Is Your Chinchilla Going Bald? It May Be a Case of Fur Slip

By PetMD Editorial on Aug. 24, 2017

By Laurie Hess, DVM, Diplomate ABVP (Avian Practice)

Fur slip in chinchillas is a fancy name for the release of a large patch of fur in response to being grabbed or being handled roughly. Wild chinchillas have developed this mechanism to escape predators when they are captured; they release big bunches of hair to get out of a predator’s mouth or paws when the predator grabs them.

How Can Chinchilla Owners Prevent Hair Slip?

Owners can prevent fur slip from happening by never grabbing the animal directly by the fur or skin and by always supporting the pet’s body from underneath the chest, abdomen, and hind-end. In addition, owners should be sure never to allow other naturally predatory pets, such as cats and dogs, near their chinchillas. These other pets may be good-natured and well-intentioned in trying to grab the chinchilla to play with it, but may actually cause fur slip or worse injuries.

How Fur Slip is Different from Normal Chinchilla Fur Shedding

With normal shedding, chinchillas lose small amounts of fur gradually from all over their bodies as the hair ages, falls out, and is replaced by new hair growing underneath. This process is so gradual that obvious bald spots are not visible.

With fur slip, however, a traumatic event precedes the hair loss. A large amount of hair comes off all at one time, leaving a clean, smooth, and very noticeable bald patch.

How Long Does It Take for a Chinchilla’s Hair to Grow Back?

Short, stubbly hairs may be visible within a few weeks after a fur slip occurs. The return of a full, thick, normal coat may take up to several months.

Other Causes of Hair Loss in Chinchillas

Other common causes of hair loss in chinchillas include dermatophytosis (ringworm) and fur chewing.

Ringworm – Not a Worm, It Just Looks Like One

Ringworm is actually not a worm or parasite, it is a fungus. It is transmittable to people and to other pets through infectious fungal spores that sit on affected hair shafts. These fungal spores can persist in dry environments for up to several years.

Infected chinchillas have small patches of dry, scaly skin, commonly on the nose, ears, and legs. However, severely affected animals can have these patches anywhere on their bodies, and the affected skin may appear red, inflamed, and scabbed. A veterinarian can diagnose ringworm by culturing the affected skin in special fungus culture media, or by having a veterinary laboratory run DNA tests on the hair to see whether fungus is present.

Treatment for ringworm involves a thorough clean-up of all areas in which the chinchilla has been in contact to ensure that no infectious hair is left behind that could re-infect the animal patient, other animals, or people.

Mildly affected animals can be treated with topical prescription medications applied to the areas of infected skin. More severely affected animals may require long term treatment with oral prescription medications, as well.

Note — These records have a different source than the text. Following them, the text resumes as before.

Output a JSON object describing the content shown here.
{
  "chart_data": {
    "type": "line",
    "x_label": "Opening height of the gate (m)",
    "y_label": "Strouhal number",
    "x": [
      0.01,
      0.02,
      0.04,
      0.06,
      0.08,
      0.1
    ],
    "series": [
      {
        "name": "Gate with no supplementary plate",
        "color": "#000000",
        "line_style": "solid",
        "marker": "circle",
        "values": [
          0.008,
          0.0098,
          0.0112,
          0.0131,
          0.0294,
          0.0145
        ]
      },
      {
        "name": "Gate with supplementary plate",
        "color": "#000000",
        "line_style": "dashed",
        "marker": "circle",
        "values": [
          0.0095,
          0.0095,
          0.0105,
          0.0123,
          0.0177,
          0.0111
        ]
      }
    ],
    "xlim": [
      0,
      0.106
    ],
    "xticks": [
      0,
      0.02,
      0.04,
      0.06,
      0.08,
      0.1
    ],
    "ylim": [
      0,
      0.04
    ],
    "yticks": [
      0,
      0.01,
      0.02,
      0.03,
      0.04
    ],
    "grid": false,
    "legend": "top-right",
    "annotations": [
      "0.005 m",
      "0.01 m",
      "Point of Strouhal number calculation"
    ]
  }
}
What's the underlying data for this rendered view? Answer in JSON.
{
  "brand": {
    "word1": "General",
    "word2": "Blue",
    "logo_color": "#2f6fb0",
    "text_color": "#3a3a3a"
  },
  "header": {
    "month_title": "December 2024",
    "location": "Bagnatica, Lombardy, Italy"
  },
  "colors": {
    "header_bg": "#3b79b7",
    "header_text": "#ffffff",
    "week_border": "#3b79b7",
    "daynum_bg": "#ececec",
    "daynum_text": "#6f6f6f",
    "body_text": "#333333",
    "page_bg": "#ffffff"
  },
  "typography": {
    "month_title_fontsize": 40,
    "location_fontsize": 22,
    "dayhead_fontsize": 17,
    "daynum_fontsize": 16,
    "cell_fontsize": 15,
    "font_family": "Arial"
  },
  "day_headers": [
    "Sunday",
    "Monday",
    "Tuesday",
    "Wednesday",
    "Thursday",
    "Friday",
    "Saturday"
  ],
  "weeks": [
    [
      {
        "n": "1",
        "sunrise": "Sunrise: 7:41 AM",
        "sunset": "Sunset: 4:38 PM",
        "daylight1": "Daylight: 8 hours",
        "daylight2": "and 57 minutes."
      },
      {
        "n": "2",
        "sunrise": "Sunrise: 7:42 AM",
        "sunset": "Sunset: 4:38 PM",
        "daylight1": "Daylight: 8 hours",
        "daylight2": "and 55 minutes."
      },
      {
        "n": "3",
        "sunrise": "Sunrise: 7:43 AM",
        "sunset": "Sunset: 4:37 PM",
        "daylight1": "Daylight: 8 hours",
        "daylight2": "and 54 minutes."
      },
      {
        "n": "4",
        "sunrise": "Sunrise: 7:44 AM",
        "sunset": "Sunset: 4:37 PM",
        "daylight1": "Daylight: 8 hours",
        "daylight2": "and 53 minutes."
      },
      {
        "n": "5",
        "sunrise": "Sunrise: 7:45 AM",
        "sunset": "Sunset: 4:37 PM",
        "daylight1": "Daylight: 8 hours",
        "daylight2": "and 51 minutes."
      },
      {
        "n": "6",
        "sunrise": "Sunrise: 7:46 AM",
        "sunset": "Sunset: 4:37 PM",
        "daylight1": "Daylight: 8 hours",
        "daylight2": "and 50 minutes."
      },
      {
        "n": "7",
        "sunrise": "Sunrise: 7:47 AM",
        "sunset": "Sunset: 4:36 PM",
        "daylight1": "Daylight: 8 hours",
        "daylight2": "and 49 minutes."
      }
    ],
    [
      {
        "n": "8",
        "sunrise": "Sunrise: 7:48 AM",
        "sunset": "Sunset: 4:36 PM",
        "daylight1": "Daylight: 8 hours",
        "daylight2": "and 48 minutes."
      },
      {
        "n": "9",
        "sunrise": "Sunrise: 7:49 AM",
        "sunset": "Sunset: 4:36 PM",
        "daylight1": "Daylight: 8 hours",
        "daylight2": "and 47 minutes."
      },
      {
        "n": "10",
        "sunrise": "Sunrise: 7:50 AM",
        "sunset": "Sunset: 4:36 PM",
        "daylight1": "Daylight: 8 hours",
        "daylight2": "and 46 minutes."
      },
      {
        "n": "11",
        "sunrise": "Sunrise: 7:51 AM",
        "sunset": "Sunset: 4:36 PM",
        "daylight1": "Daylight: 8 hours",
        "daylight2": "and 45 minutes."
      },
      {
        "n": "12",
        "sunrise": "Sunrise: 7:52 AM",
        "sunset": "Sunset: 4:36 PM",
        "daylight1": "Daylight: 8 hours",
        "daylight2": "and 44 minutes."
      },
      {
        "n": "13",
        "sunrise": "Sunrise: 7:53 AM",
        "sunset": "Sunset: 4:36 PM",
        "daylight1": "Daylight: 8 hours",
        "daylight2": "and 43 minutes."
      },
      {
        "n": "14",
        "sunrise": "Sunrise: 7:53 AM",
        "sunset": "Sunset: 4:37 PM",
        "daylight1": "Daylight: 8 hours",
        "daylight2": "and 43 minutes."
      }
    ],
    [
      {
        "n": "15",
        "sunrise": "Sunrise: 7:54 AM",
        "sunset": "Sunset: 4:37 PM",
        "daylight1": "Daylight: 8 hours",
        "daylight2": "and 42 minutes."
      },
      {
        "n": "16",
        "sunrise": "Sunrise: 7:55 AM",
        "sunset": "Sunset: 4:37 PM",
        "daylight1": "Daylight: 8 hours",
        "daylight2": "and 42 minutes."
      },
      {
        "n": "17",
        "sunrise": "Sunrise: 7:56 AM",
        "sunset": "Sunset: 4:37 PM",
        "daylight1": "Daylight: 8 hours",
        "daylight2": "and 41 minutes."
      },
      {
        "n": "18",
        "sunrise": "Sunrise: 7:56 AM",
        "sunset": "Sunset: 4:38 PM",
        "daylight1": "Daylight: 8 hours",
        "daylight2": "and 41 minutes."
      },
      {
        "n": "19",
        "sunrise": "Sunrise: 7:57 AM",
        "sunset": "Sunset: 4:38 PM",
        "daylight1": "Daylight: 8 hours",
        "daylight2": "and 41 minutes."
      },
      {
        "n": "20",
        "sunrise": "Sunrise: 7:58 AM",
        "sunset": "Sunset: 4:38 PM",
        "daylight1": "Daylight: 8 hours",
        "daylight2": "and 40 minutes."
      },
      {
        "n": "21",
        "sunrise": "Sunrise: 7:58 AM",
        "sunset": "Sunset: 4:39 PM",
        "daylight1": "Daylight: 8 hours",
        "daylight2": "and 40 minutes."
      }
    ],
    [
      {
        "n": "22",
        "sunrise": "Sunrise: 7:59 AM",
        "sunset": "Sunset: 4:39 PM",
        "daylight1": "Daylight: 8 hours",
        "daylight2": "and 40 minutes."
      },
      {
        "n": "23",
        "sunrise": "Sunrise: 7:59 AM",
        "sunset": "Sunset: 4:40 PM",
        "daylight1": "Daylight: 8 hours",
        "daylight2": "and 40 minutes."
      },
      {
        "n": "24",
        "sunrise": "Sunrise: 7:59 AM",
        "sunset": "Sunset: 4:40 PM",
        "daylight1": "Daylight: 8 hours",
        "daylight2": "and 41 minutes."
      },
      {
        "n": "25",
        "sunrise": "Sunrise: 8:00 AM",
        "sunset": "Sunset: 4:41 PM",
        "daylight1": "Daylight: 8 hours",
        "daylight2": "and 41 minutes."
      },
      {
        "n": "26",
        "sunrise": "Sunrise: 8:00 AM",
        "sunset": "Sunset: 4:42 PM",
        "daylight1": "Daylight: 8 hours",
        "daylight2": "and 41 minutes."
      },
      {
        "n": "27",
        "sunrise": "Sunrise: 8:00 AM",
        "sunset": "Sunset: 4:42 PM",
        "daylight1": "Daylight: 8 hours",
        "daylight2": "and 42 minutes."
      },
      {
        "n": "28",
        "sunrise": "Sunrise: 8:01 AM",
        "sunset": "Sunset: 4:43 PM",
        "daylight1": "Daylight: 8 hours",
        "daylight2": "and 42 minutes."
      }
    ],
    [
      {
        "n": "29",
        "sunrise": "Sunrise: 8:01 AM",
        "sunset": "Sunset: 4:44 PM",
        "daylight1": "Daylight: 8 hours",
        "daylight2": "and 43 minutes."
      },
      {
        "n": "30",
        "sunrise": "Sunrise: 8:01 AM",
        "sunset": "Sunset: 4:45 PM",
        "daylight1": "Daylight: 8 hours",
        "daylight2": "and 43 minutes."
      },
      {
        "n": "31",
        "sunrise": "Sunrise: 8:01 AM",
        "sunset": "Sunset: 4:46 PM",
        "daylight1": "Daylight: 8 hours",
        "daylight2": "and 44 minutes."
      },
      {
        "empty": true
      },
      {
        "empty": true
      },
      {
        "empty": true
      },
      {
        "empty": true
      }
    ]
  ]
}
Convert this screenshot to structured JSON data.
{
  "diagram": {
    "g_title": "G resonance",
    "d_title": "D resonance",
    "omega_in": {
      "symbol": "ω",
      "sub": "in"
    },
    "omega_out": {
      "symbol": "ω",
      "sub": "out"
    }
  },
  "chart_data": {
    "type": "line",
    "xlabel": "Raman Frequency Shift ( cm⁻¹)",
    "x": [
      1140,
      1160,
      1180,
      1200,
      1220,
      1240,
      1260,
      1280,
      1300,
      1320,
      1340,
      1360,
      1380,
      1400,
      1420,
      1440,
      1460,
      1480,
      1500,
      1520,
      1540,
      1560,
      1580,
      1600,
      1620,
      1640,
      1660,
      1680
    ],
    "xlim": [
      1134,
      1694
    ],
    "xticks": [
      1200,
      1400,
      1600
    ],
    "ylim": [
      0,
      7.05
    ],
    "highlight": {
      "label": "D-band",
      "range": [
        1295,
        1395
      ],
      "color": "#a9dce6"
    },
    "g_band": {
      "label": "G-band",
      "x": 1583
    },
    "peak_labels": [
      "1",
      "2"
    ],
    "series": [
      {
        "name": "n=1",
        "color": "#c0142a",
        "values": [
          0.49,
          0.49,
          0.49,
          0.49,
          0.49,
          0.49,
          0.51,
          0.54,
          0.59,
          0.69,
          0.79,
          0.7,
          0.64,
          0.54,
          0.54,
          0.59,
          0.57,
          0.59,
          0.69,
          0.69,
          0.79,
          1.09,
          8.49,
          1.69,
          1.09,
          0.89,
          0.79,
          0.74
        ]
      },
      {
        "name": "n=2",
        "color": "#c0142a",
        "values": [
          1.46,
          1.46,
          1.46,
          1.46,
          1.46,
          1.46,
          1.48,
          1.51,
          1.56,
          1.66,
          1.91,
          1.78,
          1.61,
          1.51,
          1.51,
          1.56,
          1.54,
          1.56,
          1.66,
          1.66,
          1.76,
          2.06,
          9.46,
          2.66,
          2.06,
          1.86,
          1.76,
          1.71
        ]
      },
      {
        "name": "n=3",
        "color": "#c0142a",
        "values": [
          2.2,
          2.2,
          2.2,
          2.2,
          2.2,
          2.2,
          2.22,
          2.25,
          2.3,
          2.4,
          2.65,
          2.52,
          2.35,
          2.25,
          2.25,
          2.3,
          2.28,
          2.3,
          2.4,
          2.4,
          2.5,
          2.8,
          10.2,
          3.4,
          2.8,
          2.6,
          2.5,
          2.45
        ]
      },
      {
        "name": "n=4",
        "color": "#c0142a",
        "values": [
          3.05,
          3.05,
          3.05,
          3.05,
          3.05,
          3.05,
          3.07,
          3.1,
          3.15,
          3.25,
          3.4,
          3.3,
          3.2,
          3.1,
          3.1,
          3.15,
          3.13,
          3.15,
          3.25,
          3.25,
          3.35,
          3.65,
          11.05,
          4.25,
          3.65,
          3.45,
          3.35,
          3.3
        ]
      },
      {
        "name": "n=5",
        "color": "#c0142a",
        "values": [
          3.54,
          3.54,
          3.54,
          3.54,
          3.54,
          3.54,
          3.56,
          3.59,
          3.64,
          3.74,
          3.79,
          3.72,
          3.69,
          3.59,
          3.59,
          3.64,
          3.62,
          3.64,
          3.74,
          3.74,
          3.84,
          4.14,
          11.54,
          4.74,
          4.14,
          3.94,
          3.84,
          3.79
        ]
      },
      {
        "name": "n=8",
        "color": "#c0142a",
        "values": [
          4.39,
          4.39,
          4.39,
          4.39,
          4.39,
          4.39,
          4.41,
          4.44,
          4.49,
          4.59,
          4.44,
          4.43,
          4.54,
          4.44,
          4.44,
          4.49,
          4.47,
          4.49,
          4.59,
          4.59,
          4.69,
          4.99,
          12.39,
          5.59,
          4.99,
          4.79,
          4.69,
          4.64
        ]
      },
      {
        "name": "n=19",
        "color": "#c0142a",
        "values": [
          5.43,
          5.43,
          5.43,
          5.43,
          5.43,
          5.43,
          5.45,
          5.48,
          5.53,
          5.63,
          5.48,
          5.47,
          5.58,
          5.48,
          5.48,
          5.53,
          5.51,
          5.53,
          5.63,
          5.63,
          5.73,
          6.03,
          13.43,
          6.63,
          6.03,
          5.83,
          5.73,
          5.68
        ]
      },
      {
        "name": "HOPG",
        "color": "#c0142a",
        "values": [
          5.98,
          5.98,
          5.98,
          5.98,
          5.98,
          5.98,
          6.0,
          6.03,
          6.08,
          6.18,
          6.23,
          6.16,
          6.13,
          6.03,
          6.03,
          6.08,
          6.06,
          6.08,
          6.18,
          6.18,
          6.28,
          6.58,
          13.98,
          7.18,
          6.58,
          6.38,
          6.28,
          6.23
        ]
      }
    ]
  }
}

Fur Chewing May Be Brought on by Stressful Living Conditions

Fur chewing in chinchillas is a common behavioral problem in which chinchillas chew on their own or their cage mates’ fur, resulting in a haircoat that looks patchy. Hair that grows back into the chewed regions may be shorter and darker than the original fur. Chewing occurs most often over the back area down to the tail but can occur anywhere on the body.

Theories about why chinchillas chew on their hair include stress, hormone imbalances, dietary deficiencies, underlying dental problems, boredom, the presence of other (parasitic or fungal) skin infections, and a genetic predisposition. The most widely accepted explanation is that fur chewing is a displacement behavior in response to stress in the environment, such as from an overcrowded cage, the presence of aggressive cage mates or other predatory pets (such as cats and dogs), too frequent handling, or other anxiety-inducing circumstances.

A veterinarian can diagnose fur chewing by performing a thorough physical examination, including an oral exam, to rule-out dental disease, as well as a series of skin tests to eliminate the presence of skin infections such as ringworm. Proper diet must be assured, too, to rule-out dietary deficiencies.

The cause of fur chewing may be difficult to pinpoint. Treatment may simply involve elimination of possible stressors by providing a larger cage, handling the pet less often, removing other pets or aggressive cage mates, and ensuring a proper diet. Offering other, more appropriate things to chew on, such as hay and wooden toys, also may help.

What Should a Chinchilla Owner Do if Hair Loss Occurs in Their Pet?

A chinchilla owner who notices areas of hair loss in his or her pet, and who is not aware of a traumatic episode leading to the release of hair, should have the animal examined by a chinchilla-savvy veterinarian. The veterinarian can help ensure that there are no underlying skin infections requiring medical treatment, can help pinpoint behavioral issues that could lead to fur chewing, and can prescribe any necessary treatment.

If, however, an owner knows of a particular incident that involved rough handling that was followed by the hair release, no further examination is warranted as long as the remaining areas of hairless skin are clean, smooth, not inflamed, and show the beginning of hair regrowth within a week or two.